Namun, bahaya di wilayah ini banyak, dan risikonya tampak jelas bahwa ia mendeklarasikan kesepakatan ultimate sebelum benar-benar mencapainya.
Hal itu tercermin dalam spanduk raksasa, ditulis dengan huruf kapital, di atas podium kepresidenan di Sharm el-Sheikh: "PERDAMAIAN DI TIMUR TENGAH". Di sana, saya menyaksikan pemandangan luar biasa para pemimpin dunia berbaris masuk ke sebuah ruangan untuk berdiri di belakang Trump saat ia berpidato menyambut perdamaian. Mereka berjajar di depan bendera nasional masing-masing dan mendengarkannya menyebut negara mereka satu per satu. Trump diperkenalkan ke panggung oleh tuan rumah, Presiden Mesir Abdel Fatah el-Sisi, yang mengatakan bahwa tujuannya tetap pada solusi dua negara antara Israel dan Palestina.

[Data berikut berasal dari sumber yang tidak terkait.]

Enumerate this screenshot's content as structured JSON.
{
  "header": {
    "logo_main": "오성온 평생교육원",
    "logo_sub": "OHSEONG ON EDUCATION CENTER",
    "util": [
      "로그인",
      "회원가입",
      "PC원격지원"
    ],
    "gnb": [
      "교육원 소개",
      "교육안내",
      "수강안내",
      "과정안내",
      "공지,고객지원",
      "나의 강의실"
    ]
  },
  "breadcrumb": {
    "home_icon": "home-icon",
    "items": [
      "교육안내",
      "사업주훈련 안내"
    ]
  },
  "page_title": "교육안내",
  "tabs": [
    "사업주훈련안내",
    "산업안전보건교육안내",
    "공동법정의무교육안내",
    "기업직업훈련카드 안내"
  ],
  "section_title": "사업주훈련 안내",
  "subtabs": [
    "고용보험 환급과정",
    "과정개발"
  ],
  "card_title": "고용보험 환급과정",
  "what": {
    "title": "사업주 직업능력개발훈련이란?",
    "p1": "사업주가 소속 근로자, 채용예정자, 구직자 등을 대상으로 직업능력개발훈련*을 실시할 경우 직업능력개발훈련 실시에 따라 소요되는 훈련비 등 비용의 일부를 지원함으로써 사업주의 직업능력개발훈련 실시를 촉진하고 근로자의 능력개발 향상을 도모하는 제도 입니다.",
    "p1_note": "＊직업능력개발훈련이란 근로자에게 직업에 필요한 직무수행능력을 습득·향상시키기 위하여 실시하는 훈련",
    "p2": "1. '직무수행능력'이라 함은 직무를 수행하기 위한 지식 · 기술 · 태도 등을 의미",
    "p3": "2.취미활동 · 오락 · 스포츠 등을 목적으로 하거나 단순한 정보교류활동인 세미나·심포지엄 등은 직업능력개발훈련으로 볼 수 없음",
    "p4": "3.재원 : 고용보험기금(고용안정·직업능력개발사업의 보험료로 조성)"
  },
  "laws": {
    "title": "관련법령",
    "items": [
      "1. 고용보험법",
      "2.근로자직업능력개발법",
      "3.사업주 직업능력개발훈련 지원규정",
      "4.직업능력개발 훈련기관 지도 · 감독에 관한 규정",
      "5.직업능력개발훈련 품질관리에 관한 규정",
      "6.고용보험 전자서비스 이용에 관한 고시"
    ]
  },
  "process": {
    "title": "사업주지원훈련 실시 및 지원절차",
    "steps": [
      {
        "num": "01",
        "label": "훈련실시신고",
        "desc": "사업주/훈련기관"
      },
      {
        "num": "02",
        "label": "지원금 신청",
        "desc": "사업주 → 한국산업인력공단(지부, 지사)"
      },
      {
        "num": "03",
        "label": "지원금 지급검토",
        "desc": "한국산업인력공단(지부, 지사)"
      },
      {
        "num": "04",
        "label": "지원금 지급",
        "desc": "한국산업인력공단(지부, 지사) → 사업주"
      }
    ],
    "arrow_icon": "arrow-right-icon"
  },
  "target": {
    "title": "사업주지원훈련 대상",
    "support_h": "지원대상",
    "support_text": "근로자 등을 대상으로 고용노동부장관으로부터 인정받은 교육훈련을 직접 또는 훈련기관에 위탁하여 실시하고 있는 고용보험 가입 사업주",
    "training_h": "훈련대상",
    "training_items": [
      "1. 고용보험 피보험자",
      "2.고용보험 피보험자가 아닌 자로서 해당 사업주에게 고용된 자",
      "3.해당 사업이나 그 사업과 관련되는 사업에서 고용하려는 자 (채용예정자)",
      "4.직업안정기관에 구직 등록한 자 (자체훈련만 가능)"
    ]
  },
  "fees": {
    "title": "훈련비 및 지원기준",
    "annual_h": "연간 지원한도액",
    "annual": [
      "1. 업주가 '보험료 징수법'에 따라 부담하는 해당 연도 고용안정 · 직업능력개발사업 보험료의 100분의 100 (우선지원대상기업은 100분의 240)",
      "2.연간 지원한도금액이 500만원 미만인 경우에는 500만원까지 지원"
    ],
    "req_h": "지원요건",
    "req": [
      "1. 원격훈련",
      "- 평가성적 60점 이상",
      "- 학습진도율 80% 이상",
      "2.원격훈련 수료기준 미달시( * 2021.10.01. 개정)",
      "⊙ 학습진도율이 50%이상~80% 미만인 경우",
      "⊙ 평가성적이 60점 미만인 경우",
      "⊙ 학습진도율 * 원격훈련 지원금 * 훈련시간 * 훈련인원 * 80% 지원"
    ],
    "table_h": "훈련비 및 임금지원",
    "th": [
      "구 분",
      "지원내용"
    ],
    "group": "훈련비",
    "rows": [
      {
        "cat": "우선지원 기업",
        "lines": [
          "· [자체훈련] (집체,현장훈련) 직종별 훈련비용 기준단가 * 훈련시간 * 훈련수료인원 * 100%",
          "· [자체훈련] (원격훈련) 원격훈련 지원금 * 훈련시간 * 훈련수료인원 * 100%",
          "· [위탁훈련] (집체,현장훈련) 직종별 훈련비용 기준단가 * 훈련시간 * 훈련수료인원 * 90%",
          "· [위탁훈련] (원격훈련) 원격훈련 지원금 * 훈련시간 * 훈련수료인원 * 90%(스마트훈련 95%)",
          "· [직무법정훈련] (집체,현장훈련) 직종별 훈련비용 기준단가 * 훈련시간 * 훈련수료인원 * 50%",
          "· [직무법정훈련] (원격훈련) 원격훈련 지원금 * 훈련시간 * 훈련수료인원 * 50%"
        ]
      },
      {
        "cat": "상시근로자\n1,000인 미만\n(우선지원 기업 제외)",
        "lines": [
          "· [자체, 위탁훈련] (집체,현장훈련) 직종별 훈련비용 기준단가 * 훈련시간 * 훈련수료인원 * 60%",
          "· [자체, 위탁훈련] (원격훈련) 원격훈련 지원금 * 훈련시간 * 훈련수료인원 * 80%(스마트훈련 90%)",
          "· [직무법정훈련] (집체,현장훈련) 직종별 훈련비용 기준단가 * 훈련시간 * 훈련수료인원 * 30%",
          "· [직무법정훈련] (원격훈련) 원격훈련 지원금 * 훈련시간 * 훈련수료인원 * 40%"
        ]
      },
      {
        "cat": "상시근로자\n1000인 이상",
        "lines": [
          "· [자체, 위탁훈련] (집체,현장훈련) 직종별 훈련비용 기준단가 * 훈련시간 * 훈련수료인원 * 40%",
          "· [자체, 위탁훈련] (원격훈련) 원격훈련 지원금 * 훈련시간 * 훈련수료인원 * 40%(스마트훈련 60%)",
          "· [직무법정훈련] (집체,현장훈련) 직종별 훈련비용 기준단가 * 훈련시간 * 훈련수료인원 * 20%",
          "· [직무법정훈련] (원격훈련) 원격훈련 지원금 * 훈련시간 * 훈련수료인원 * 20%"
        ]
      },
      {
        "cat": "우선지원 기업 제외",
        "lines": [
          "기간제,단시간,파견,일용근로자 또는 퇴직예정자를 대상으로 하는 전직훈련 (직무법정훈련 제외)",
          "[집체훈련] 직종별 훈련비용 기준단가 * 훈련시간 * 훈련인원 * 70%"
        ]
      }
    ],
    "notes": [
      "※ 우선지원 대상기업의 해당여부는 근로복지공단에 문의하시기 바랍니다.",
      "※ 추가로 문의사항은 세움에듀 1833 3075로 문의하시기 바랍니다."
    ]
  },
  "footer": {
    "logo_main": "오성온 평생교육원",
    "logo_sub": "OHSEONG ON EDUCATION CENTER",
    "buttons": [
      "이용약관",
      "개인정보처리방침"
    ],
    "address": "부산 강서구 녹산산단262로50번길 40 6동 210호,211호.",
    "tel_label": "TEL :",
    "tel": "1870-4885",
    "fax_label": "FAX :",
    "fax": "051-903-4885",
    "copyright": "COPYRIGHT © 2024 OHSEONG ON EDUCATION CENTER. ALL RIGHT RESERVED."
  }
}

Trump telah mengubah posisinya secara signifikan sejak awal tahun ini. Ia menjadi semakin jengkel dengan kepemimpinan Israel dan semakin didekatkan kepada kawan-kawannya di Teluk. Hal itu terjadi di tengah langkah diplomatik Eropa untuk mengisolasi Israel atas kampanyenya yang meningkat di Gaza dan melibatkan kepemimpinan Saudi dalam visi mereka. Trump kemudian bergeser, tertarik oleh sekutu-sekutu Teluknya—yang kekayaan dan "kekuatan" mereka sering ia sebut selama perjalanan.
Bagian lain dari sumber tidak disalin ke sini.